Does it encrypt the payload with a symmetric key, then encrypts the symmetric key with a public key and sends both to the destination (e.g. ftp server) which then decrypts the symmetric key (session key) and then decrypts the payload with it ? Or does it encrypt the payload with pub key and thats it ? Besides, is any of the keys generated every message ? In other words, lets say we have 20 files in a directory, camel processes them one by one, does this mean that the symmetric key will be generated 20 times or it's only generated once and then reused?
I am trying to find out the best solution to encrypt the messages, it seems it's sufficient to use a symmetric key only (AES) as I can transfer it through a safe channel once and that's it, however the implementation appears to be painful in comparison to PGP (I have to implement a Java tool to generate, save to file and load AES keys, play with initialization vector, HMAC etc.), but on the other hand if the latter creates a different key each time it would be inefficient in my case.
Upvotes: 1
Views: 404
Reputation: 38682
In OpenPGP, you've got two choices, Apache Camel allows both of them:
Hybrid Cryptography
A session key (a new one generated each time) is encrypted using public/private (asymmetric) cryptography. This session key is then used for encrypting the actual information using symmetric cryptography.

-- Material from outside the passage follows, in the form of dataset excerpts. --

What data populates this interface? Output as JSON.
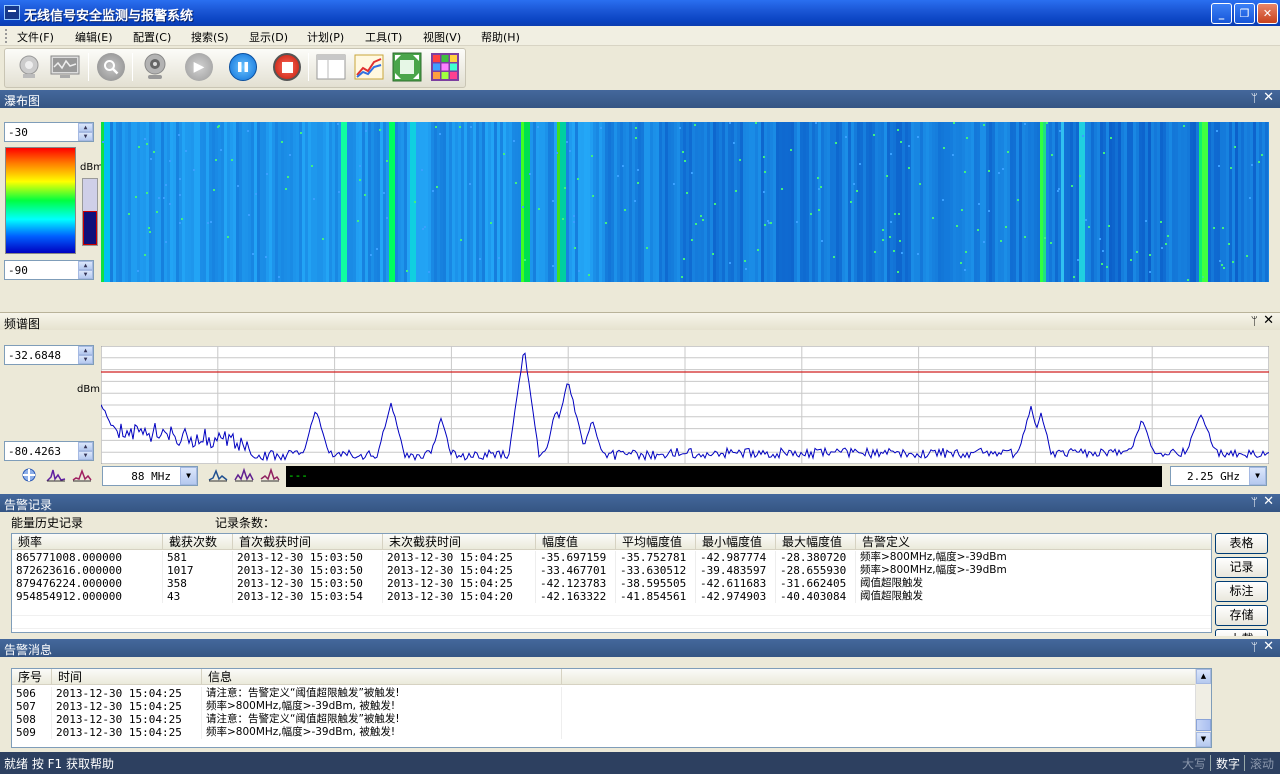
{
  "window": {
    "title": "无线信号安全监测与报警系统",
    "minimize": "_",
    "restore": "❐",
    "close": "✕"
  },
  "menu": [
    "文件(F)",
    "编辑(E)",
    "配置(C)",
    "搜索(S)",
    "显示(D)",
    "计划(P)",
    "工具(T)",
    "视图(V)",
    "帮助(H)"
  ],
  "toolbar": {
    "icons": [
      "antenna-icon",
      "monitor-icon",
      "search-icon",
      "webcam-icon",
      "play-icon",
      "pause-icon",
      "stop-icon",
      "window-icon",
      "chart-icon",
      "fit-icon",
      "palette-icon"
    ]
  },
  "waterfall": {
    "title": "瀑布图",
    "max": "-30",
    "min": "-90",
    "unit": "dBm"
  },
  "spectrum": {
    "title": "频谱图",
    "max": "-32.6848",
    "min": "-80.4263",
    "unit": "dBm",
    "start_freq": "88 MHz",
    "end_freq": "2.25 GHz",
    "marker_text": "---"
  },
  "alarm_records": {
    "title": "告警记录",
    "tab_label": "能量历史记录",
    "count_label": "记录条数：",
    "columns": [
      "频率",
      "截获次数",
      "首次截获时间",
      "末次截获时间",
      "幅度值",
      "平均幅度值",
      "最小幅度值",
      "最大幅度值",
      "告警定义"
    ],
    "rows": [
      [
        "865771008.000000",
        "581",
        "2013-12-30 15:03:50",
        "2013-12-30 15:04:25",
        "-35.697159",
        "-35.752781",
        "-42.987774",
        "-28.380720",
        "频率>800MHz,幅度>-39dBm"
      ],
      [
        "872623616.000000",
        "1017",
        "2013-12-30 15:03:50",
        "2013-12-30 15:04:25",
        "-33.467701",
        "-33.630512",
        "-39.483597",
        "-28.655930",
        "频率>800MHz,幅度>-39dBm"
      ],
      [
        "879476224.000000",
        "358",
        "2013-12-30 15:03:50",
        "2013-12-30 15:04:25",
        "-42.123783",
        "-38.595505",
        "-42.611683",
        "-31.662405",
        "阈值超限触发"
      ],
      [
        "954854912.000000",
        "43",
        "2013-12-30 15:03:54",
        "2013-12-30 15:04:20",
        "-42.163322",
        "-41.854561",
        "-42.974903",
        "-40.403084",
        "阈值超限触发"
      ]
    ],
    "buttons": [
      "表格",
      "记录",
      "标注",
      "存储",
      "上载"
    ]
  },
  "alarm_messages": {
    "title": "告警消息",
    "columns": [
      "序号",
      "时间",
      "信息"
    ],
    "rows": [
      [
        "506",
        "2013-12-30 15:04:25",
        "请注意：告警定义“阈值超限触发”被触发!"
      ],
      [
        "507",
        "2013-12-30 15:04:25",
        "频率>800MHz,幅度>-39dBm, 被触发!"
      ],
      [
        "508",
        "2013-12-30 15:04:25",
        "请注意：告警定义“阈值超限触发”被触发!"
      ],
      [
        "509",
        "2013-12-30 15:04:25",
        "频率>800MHz,幅度>-39dBm, 被触发!"
      ]
    ]
  },
  "statusbar": {
    "text": "就绪 按 F1 获取帮助",
    "caps": "大写",
    "num": "数字",
    "scroll": "滚动"
  }
}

This approach combines the advantages of public/private and symmetric cryptography: it enables the advanced key management features of OpenPGP, but does not suffer from the enormous costs of encrypting large amounts of data using public/private key cryptography.
Generating new, random session keys each time is very cheap, as those are mostly a random block of data, and do not involve complex calculations as for public/private key pairs.
Using GnuPG (and probably all other implementations), this approach is used by default when using gpg --encrypt
. If you specify the recipient's public key, and no passphrase, you will be using this approach.
Symmetric Encryption
OpenPGP also allows directly generating the session key from a passphrase, which is directly used for symmetric encryption. This disables OpenPGP's key management features. Direct symmetric encryption is rarely used with OpenPGP, but might be handy sometimes.
Using GnuPG, this is achieved by calling gpg --symmetric
. If you encrypt (and do not sign), but are asked for a passphrase, you will probably be using symmetric cryptography.
In OpenPGP, public/private key cryptography is never used to encrypt input directly.